Le norme in esame devono considerarsi eccezionali e quindi, di stretta interpretazione. Conseguentemente, in ragione del dato letterale, deve affermarsi che la clausola di salvaguardia del valore delle opere eseguite si applica solo ai contratti di appalto di servizi, forniture e opere e non alle concessioni, o altre erogazioni di denaro pubblico.

Rispetto ai contratti di appalto di servizi, che seguono una procedura ad evidenzia pubblica e sono caratterizzati da prestazioni standardizzate, il compenso da riconoscere comunque può corrispondere con il prezzo contrattuale pattuito tra le parti, fatta salva sempre la prova contraria da parte della stazione appaltante.

Il prezzo contrattuale deve però essere integrato con l'istituto della revisione dei prezzi, la cui finalità corrisponde alla ratio delle norme in esame, ovvero la salvezza del valore delle opere eseguite.

Per completezza, si aggiunge che la giurisprudenza riportata ha affermato che la posizione dell'appaltatore in ordine all'istituto della revisione dei prezzi ha natura di interesse legittimo.

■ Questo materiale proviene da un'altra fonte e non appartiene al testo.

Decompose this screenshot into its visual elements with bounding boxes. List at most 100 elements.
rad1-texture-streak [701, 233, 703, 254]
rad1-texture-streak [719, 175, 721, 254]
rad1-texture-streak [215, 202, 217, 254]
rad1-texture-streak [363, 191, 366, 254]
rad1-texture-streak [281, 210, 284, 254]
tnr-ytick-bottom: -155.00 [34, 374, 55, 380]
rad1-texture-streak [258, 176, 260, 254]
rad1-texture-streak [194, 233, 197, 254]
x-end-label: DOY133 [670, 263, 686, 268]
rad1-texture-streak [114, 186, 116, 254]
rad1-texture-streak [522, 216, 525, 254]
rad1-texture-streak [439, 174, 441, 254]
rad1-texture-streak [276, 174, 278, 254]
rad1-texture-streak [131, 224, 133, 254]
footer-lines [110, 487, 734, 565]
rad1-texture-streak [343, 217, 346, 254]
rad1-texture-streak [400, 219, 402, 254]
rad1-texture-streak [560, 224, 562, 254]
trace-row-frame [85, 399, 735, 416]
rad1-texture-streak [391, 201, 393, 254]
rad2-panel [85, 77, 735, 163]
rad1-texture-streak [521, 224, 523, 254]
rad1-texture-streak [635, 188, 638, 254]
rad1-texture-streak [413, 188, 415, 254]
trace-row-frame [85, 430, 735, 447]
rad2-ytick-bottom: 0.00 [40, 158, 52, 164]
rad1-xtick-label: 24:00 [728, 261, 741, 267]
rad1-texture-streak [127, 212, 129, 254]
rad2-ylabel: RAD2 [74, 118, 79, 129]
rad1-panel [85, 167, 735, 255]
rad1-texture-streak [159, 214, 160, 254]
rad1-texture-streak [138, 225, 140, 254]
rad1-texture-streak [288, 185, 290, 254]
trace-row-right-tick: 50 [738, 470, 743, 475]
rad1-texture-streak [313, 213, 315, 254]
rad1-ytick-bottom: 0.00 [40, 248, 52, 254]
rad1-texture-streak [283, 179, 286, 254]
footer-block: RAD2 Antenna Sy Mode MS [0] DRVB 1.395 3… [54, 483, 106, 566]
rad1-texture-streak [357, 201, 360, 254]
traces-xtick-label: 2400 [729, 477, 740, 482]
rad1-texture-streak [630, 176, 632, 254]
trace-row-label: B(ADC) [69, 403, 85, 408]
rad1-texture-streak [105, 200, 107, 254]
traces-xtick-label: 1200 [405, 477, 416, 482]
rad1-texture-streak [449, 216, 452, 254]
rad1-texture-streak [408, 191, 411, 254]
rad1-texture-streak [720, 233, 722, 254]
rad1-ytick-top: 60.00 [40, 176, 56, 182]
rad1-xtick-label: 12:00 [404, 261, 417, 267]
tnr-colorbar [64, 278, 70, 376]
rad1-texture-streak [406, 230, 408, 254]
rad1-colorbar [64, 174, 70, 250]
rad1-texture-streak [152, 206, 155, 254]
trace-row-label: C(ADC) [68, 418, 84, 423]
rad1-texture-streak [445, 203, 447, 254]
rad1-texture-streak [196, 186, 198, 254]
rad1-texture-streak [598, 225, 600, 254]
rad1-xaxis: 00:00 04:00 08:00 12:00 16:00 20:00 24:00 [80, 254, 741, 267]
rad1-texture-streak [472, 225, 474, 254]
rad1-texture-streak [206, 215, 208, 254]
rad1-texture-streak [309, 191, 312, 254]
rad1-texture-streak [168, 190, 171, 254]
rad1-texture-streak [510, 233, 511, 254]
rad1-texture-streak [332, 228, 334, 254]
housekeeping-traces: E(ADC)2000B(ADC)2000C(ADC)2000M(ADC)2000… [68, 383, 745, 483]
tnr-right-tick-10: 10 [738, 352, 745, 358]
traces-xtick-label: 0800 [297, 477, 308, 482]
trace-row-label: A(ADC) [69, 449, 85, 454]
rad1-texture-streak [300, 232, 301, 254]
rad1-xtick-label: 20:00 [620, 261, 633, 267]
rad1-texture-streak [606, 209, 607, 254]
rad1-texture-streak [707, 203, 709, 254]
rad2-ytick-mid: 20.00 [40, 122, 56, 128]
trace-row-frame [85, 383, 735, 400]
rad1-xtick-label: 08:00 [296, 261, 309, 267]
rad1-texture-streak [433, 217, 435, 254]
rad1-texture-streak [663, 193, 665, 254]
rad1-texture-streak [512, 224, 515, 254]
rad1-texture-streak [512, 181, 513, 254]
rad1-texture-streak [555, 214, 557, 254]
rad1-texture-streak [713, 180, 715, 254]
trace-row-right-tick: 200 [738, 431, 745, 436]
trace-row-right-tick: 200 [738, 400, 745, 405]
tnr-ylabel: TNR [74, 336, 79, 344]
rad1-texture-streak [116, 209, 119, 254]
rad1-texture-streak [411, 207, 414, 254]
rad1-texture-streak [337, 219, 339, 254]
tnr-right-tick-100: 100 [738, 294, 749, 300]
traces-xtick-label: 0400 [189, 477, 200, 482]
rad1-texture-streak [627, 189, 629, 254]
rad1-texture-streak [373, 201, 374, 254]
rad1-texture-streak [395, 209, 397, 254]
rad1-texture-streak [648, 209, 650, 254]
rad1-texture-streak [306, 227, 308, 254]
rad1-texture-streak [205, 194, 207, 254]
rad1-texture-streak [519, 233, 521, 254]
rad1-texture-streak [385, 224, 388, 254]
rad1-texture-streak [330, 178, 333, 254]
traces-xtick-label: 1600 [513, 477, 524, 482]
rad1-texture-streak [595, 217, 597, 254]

La giurisprudenza citata ha statuito che: "l'applicazione dell'istituto della revisione prezzi prevede il compimento da parte della Pubblica Amministrazione di un'attività di preventiva verifica dei presupposti necessari per il riconoscimento del compenso revisionale (…)". Si tratterebbe dell'"esercizio di un potere autoritativo tecnico-discrezionale dell'Amministrazione nei confronti del privato contraente" .

Da ciò ne deriva che sarebbe sempre necessaria l'attivazione, su istanza di parte, di un procedimento amministrativo nel quale l'Amministrazione dovrebbe svolgere l'attività istruttoria volta all'accertamento della sussistenza dei presupposti per il riconoscimento del compenso revisionale.

Il procedimento dovrebbe concludersi con l'adozione del provvedimento che riconosce il diritto al compenso revisionale e ne stabilisce anche l'importo.

Quanto affermato rimane valido anche a seguito dell'entrata in vigore della l. n. 233/2021, che non ha modificato gli artt. 84, co. 1, 92, co. 3 e 94, co. 2 del d. lgs. 159/2011, c.d. codice antimafia.